Client Upload Strategy
Simple: upload and handle 409
Upload every file. If the server returns 409, use the ULID from the response body to continue with metadata/tag operations. No client-side hashing needed.
for each file:
resp = POST /api/document/upload with file
if resp.status == 201:
ulid = resp.body.ulid # new document
elif resp.status == 409:
ulid = resp.body.ulid # already exists
else:
handle error
# continue with OCR, metadata, tags using ulid
This is simplest but transfers every file over the network.
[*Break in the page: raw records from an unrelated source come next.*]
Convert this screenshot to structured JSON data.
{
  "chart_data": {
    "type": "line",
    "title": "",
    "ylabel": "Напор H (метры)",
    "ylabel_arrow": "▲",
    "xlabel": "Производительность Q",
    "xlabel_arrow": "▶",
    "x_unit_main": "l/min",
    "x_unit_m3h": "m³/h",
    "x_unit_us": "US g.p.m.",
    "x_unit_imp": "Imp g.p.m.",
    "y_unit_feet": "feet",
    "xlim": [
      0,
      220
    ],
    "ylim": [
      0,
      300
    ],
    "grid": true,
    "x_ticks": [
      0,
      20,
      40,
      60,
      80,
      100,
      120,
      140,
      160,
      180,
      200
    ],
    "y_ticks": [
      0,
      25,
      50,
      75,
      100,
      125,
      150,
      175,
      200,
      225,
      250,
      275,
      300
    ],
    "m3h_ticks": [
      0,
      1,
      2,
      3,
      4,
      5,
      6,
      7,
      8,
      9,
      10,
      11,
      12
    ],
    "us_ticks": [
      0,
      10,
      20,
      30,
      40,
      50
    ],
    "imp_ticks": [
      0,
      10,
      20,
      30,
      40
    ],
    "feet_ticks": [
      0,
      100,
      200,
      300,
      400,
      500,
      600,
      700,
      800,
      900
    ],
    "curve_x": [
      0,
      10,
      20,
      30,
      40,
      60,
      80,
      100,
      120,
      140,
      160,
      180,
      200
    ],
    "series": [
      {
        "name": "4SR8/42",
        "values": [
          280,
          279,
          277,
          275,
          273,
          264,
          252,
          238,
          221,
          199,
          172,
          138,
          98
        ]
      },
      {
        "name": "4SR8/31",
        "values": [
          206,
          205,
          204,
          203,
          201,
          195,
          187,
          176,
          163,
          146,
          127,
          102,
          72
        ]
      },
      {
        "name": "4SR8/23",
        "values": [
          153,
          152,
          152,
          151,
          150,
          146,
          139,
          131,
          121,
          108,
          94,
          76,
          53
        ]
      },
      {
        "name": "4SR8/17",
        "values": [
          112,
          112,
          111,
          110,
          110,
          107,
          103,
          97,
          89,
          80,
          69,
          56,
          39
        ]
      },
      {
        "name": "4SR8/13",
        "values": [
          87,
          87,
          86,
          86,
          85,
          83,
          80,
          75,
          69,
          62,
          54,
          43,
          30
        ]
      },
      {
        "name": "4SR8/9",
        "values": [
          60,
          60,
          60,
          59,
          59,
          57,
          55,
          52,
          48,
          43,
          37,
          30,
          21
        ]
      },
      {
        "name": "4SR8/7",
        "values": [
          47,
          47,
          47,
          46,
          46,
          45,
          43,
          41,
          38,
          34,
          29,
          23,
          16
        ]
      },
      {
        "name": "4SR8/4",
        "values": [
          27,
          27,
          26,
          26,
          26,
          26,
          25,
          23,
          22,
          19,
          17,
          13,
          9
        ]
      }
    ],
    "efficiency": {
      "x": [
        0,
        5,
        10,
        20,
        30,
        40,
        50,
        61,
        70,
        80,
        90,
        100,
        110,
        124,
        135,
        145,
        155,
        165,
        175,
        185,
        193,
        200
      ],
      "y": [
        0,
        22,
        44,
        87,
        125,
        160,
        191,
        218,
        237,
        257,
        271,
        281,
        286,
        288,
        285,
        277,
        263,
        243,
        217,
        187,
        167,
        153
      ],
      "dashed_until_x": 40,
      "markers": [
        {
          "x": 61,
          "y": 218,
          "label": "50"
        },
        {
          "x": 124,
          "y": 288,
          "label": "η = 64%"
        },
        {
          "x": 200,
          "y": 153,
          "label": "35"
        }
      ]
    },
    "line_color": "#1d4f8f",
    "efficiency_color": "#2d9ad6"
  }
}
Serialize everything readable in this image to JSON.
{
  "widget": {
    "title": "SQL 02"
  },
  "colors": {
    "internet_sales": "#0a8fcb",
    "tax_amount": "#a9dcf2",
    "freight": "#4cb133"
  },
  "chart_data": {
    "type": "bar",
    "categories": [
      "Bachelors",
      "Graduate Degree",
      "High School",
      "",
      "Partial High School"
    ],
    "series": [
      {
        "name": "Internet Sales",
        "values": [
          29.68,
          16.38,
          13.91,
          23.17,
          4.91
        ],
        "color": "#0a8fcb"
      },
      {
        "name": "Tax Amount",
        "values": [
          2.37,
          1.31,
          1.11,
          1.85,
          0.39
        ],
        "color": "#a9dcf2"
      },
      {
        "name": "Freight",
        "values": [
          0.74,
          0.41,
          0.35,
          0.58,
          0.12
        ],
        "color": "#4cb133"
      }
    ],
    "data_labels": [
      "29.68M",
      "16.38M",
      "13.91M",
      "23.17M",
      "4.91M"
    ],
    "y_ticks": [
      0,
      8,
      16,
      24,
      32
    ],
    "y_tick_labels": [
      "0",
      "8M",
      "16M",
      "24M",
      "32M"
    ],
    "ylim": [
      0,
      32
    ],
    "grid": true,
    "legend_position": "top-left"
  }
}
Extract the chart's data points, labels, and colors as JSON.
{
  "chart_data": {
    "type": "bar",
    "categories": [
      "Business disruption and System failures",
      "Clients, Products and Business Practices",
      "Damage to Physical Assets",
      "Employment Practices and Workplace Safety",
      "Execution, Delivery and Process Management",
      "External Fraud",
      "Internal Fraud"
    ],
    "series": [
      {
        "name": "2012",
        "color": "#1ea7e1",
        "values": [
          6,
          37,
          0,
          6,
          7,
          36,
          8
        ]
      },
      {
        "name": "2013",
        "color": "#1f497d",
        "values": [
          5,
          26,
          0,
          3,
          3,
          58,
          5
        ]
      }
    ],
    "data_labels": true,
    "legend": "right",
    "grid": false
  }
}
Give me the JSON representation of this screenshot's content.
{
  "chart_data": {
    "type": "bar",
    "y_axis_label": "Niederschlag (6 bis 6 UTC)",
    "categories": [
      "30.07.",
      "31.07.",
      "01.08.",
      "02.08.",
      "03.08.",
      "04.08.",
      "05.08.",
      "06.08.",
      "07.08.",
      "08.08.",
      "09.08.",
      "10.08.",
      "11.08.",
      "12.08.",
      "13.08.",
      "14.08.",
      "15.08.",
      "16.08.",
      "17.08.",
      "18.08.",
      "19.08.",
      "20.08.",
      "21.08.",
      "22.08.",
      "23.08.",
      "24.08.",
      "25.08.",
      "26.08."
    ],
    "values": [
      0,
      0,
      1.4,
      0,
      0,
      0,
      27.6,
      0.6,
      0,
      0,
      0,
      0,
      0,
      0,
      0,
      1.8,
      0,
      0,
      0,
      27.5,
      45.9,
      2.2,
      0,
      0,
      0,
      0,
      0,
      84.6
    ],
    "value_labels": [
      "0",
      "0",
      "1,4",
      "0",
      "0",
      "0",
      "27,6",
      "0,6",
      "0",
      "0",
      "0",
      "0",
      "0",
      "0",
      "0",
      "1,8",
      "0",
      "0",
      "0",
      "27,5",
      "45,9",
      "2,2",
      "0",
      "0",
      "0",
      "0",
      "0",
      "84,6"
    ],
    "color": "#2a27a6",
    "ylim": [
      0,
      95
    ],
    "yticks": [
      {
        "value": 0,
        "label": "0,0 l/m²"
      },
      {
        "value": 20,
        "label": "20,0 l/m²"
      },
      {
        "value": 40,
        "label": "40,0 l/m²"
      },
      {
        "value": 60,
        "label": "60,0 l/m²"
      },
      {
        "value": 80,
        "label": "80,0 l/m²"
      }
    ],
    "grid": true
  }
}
Efficient: hash-before-upload
Compute MD5 locally, check via lookup endpoint, skip upload if the document already exists.
for each file:
hash = md5(file)
resp = GET /api/document/lookup?hash={hash}
if resp.status == 200:
ulid = resp.body.ulid # already on server
else:
resp = POST /api/document/upload with file
ulid = resp.body.ulid # 201 created
# continue with OCR, metadata, tags using ulid
Optimal: hash-before-upload + local manifest
For repeated syncs, maintain a local manifest (path → {size, mtime, md5}) to skip files that haven't changed since the last sync.
for each file:
stat = os.Stat(file)
if manifest[path].mtime == stat.mtime && manifest[path].size == stat.size:
skip # unchanged since last sync
hash = md5(file)
if manifest[path].hash == hash:
update manifest mtime, skip # content unchanged despite mtime change
resp = GET /api/document/lookup?hash={hash}
if resp.status == 200:
ulid = resp.body.ulid
else:
resp = POST /api/document/upload with file
ulid = resp.body.ulid
update manifest {path, size, mtime, hash}
# continue with OCR, metadata, tags using ulid
Complete Upload Flow (Go pseudocode)
func uploadDocument(client *http.Client, baseURL, filePath string) (string, error) {
// 1. Hash locally
hash, err := hashFile(filePath)
if err != nil {
return "", err
}
// 2. Check if already on server
resp, err := client.Get(baseURL + "/api/document/lookup?hash=" + hash)
if err != nil {
return "", err
}
defer resp.Body.Close()
if resp.StatusCode == 200 {
var doc struct{ ULID string `json:"ulid"` }
json.NewDecoder(resp.Body).Decode(&doc)
return doc.ULID, nil // already exists
}
// 3. Upload
body := &bytes.Buffer{}
writer := multipart.NewWriter(body)
part, _ := writer.CreateFormFile("file", filepath.Base(filePath))
f, _ := os.Open(filePath)
io.Copy(part, f)
f.Close()
writer.Close()
resp, err = client.Post(baseURL+"/api/document/upload", writer.FormDataContentType(), body)
if err != nil {
return "", err
}
defer resp.Body.Close()
var result struct {
ULID string `json:"ulid"`
Error string `json:"error"`
}
json.NewDecoder(resp.Body).Decode(&result)
switch resp.StatusCode {
case 201:
return result.ULID, nil // new document
case 409:
return result.ULID, nil // race condition: duplicate appeared between lookup and upload
default:
return "", fmt.Errorf("upload failed: %d %s", resp.StatusCode, result.Error)
}
}
Approaches Considered and Rejected
Filename + filesize pre-filter — Not reliable. Same content can have different names; different content can share names.
Streaming hash during upload — Wastes bandwidth on duplicates. Hash-before-upload avoids the transfer entirely.
Partial hashing (first N bytes) — Not collision-safe for scanned documents with identical headers. Full MD5 is already milliseconds.